Stanford’s vice-provost for student affairs, Susie Brubaker-Cole, wrote in an administration blog post that she and her mental health and well-being advisory board, made up of students, faculty and staff, will be devising and implementing a new public-health based approach to mental health once this academic year begins, but offered no further details on what that would be.
The worst part about this story is that it’s not news to students on campus.
So many people already know that CAPS cannot provide long term therapy or that the wait times make it extremely difficult to actually get any care. The purpose of this article is to give people who don’t go to Stanford and who aren’t aware of the struggle that many students go through a glimpse of what that struggle looks like. I hope that whoever reads it might have a better understanding of students trying to manage their mental well-being, and while I believe the way that the university treated the students involved in the lawsuit was despicable, I hope the administration can learn from its mistakes and improve the mental health system on campus.
Whether you’re a student struggling on campus, or know a student who is, here are some microsteps to take to bring hope to the situation.
If you’re struggling…
“You need to find people to talk to,” says Holderman, whether that be friends or an outside therapist. “People get turned away from the first two or three people they talk to and then feel that no-one’s there for them,” he says.

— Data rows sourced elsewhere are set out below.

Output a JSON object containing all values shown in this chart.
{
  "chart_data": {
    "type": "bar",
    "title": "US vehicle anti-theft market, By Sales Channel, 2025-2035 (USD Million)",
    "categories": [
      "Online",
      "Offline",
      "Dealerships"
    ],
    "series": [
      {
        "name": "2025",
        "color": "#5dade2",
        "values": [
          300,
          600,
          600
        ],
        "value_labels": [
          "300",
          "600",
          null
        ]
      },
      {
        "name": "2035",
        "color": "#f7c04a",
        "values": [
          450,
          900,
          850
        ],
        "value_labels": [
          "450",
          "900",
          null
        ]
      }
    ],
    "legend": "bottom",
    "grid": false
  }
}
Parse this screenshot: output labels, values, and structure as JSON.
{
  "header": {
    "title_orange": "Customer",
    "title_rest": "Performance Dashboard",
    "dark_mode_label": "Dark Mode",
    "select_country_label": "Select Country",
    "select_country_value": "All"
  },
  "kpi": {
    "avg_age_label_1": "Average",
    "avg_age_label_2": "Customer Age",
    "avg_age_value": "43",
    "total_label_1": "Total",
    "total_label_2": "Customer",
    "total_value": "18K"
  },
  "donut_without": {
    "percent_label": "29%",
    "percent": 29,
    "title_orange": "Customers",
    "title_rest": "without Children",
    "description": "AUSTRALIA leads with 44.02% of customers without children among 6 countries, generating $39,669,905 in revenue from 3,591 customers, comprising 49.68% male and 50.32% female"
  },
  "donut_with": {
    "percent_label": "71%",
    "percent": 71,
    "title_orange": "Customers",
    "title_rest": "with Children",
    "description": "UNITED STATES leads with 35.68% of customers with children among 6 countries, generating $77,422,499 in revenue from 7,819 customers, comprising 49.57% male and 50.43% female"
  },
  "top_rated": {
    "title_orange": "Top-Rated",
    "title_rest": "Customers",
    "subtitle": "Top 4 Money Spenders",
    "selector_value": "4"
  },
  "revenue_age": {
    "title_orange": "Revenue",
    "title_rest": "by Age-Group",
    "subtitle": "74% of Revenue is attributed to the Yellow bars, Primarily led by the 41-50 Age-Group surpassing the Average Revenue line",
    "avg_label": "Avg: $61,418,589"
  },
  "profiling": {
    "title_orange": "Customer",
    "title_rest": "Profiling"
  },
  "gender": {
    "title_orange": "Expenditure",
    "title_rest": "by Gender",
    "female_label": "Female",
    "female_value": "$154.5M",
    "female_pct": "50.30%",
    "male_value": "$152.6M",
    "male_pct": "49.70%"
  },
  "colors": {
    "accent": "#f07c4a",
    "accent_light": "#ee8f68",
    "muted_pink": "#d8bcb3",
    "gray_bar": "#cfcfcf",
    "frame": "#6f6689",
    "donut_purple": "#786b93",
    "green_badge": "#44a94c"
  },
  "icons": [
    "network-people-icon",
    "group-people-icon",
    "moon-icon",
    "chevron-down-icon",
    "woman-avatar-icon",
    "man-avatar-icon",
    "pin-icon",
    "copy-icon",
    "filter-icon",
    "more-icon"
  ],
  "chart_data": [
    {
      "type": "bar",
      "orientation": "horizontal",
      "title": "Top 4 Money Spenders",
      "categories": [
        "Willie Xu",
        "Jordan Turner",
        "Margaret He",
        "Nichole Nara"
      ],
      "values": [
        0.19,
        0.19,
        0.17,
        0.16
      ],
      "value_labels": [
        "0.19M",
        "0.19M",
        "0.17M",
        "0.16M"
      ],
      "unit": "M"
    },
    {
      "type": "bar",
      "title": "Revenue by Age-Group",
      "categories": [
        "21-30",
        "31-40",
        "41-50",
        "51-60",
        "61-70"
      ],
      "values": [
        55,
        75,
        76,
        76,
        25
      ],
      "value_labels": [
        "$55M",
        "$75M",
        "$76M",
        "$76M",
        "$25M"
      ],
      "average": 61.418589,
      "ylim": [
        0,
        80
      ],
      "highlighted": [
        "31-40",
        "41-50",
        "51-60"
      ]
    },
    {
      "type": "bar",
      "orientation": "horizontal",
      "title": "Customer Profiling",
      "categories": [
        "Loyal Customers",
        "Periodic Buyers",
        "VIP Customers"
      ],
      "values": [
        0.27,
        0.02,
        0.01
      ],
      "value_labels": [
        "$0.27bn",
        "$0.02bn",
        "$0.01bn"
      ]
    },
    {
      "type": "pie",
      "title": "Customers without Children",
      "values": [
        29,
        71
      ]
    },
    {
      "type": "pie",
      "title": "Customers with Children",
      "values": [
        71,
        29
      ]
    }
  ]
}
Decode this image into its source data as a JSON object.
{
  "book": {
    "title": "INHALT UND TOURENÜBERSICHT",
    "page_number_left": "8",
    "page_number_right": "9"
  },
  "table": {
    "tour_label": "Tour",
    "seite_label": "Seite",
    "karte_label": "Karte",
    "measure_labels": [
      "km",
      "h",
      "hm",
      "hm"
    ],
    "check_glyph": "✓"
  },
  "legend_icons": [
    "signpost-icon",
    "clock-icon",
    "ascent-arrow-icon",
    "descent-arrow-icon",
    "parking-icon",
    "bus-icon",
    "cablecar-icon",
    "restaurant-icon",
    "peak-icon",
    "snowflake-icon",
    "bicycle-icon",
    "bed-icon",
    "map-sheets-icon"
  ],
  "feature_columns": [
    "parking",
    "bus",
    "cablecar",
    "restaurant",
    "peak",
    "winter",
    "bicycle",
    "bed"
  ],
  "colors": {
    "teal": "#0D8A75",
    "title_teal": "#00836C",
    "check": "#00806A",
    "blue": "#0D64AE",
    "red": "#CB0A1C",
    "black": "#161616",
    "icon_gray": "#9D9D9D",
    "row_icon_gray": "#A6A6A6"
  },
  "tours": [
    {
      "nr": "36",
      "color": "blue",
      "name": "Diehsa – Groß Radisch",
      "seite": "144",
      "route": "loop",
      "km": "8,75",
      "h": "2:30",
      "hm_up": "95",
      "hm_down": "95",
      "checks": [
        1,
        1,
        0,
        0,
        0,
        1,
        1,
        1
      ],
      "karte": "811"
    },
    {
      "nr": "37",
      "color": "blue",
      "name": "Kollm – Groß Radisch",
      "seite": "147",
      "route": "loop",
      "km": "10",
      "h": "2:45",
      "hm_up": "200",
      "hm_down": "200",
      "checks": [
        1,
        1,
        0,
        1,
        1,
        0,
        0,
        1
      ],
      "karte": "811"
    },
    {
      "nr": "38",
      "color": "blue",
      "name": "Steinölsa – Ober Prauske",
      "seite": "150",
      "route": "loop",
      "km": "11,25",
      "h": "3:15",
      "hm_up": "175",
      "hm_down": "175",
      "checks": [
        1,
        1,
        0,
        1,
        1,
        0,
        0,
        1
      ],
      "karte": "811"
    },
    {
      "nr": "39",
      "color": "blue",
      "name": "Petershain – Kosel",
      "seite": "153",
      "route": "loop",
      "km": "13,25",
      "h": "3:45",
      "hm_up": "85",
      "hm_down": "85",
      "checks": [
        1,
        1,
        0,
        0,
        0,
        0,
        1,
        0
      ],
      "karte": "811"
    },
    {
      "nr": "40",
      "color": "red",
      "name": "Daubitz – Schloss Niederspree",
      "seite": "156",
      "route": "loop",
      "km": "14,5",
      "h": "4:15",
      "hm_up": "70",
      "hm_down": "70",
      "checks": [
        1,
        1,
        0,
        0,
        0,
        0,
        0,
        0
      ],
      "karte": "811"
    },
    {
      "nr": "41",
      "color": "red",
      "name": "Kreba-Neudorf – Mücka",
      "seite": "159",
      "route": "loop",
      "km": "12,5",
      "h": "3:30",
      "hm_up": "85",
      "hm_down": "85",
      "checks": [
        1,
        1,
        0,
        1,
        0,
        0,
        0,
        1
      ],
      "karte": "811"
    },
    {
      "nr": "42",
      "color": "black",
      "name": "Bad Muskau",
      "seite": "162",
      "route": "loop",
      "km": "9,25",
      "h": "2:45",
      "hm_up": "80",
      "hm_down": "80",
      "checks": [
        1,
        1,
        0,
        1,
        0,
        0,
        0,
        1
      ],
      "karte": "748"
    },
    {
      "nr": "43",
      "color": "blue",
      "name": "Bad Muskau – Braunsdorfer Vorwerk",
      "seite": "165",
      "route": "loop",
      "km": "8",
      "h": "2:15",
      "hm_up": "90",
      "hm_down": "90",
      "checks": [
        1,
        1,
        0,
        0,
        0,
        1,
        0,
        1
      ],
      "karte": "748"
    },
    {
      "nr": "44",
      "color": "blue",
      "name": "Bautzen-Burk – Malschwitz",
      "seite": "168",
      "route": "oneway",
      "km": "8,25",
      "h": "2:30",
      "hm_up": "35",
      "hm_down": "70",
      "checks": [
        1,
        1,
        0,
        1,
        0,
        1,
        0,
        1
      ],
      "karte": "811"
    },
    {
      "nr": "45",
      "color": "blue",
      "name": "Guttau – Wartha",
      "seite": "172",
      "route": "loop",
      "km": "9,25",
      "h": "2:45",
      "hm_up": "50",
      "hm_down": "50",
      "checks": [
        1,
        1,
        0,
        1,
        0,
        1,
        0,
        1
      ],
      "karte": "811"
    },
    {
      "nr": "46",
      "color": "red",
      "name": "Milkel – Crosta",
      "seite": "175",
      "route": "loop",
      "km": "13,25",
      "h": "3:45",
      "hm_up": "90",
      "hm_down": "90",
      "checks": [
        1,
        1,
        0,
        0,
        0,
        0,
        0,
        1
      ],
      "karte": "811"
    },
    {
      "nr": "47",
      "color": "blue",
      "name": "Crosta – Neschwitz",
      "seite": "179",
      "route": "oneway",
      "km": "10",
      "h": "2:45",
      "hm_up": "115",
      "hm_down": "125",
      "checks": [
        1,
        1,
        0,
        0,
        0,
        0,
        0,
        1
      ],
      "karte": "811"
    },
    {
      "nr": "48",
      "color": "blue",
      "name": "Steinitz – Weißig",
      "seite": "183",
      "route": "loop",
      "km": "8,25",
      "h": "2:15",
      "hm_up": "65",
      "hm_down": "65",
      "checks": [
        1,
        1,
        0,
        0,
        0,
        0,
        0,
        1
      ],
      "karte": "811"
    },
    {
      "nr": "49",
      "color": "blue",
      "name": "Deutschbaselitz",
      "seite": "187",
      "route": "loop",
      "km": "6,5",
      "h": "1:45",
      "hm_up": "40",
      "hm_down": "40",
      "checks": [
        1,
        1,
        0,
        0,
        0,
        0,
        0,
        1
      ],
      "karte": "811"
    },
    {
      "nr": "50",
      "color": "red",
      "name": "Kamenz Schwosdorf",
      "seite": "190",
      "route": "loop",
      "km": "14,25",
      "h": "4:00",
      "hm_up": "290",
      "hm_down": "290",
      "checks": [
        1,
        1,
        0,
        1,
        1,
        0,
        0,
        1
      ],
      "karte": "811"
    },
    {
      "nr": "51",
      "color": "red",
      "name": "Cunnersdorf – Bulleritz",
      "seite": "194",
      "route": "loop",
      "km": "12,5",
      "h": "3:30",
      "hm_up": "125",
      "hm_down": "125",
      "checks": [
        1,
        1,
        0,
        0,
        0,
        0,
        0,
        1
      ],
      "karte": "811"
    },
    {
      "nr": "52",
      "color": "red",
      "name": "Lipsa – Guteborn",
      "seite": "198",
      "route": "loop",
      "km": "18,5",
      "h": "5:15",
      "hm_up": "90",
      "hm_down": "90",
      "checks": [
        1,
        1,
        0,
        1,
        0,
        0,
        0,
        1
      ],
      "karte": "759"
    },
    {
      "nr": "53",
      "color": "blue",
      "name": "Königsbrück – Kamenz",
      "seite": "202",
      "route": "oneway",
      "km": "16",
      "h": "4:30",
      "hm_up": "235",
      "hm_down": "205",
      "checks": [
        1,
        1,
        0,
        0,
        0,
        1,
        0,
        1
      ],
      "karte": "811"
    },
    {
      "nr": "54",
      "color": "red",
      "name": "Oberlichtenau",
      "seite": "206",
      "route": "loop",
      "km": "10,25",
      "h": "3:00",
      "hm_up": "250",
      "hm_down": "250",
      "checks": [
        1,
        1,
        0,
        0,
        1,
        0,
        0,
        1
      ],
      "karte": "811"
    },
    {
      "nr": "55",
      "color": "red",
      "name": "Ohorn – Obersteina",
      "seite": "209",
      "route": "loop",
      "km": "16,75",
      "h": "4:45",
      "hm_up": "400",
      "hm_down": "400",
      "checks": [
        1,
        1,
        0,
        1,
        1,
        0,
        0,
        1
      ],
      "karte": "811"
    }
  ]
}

But keep reaching out, he says, because “there will always be people who are willing to take care of you.” Horne, of Active Minds, echoes this sentiment: “You don’t need to be in a crisis to seek help, you don’t have to be an expert to provide help, and ‘help’ can come in many different forms. If you are unsure about taking to faculty or staff, find someone else who you can trust and let them help you.”
If a friend is struggling…
“If you know someone who’s going through a hard time, don’t put the onus on them to ask for help,” Horne advises. “A conversation can be life-changing, and you don’t have to be an expert. You just have to listen.” The Active Minds website advises you to follow a system called V-A-R to help a friend in need. We are publishing it here in case it can be of help.
Validate their feelings
Let them know what they’re feeling is okay and that you believe them. Validation sounds like…
“That makes sense.”
“That sounds difficult.”
“I’m sorry you are struggling right now.”
Appreciate their courage
Speaking up can be a challenging step — let them know it’s a good one. Also show you’re there to support them. Affirmation sounds like…
“Thank you for sharing.”
“You are not alone.”
“I’m here for you.”
Refer them to skills and support
Let them know help is available and refer them to appropriate resources. Refer sounds like…
“Sometimes taking time for self-care and listening to a comedy podcast helps me, can we do that together?”
“I’ve been using this meditation app. It’s really helped me slow down my thoughts.”
“I think it might be helpful to talk to someone. I can stay with you while we call/text a hotline.”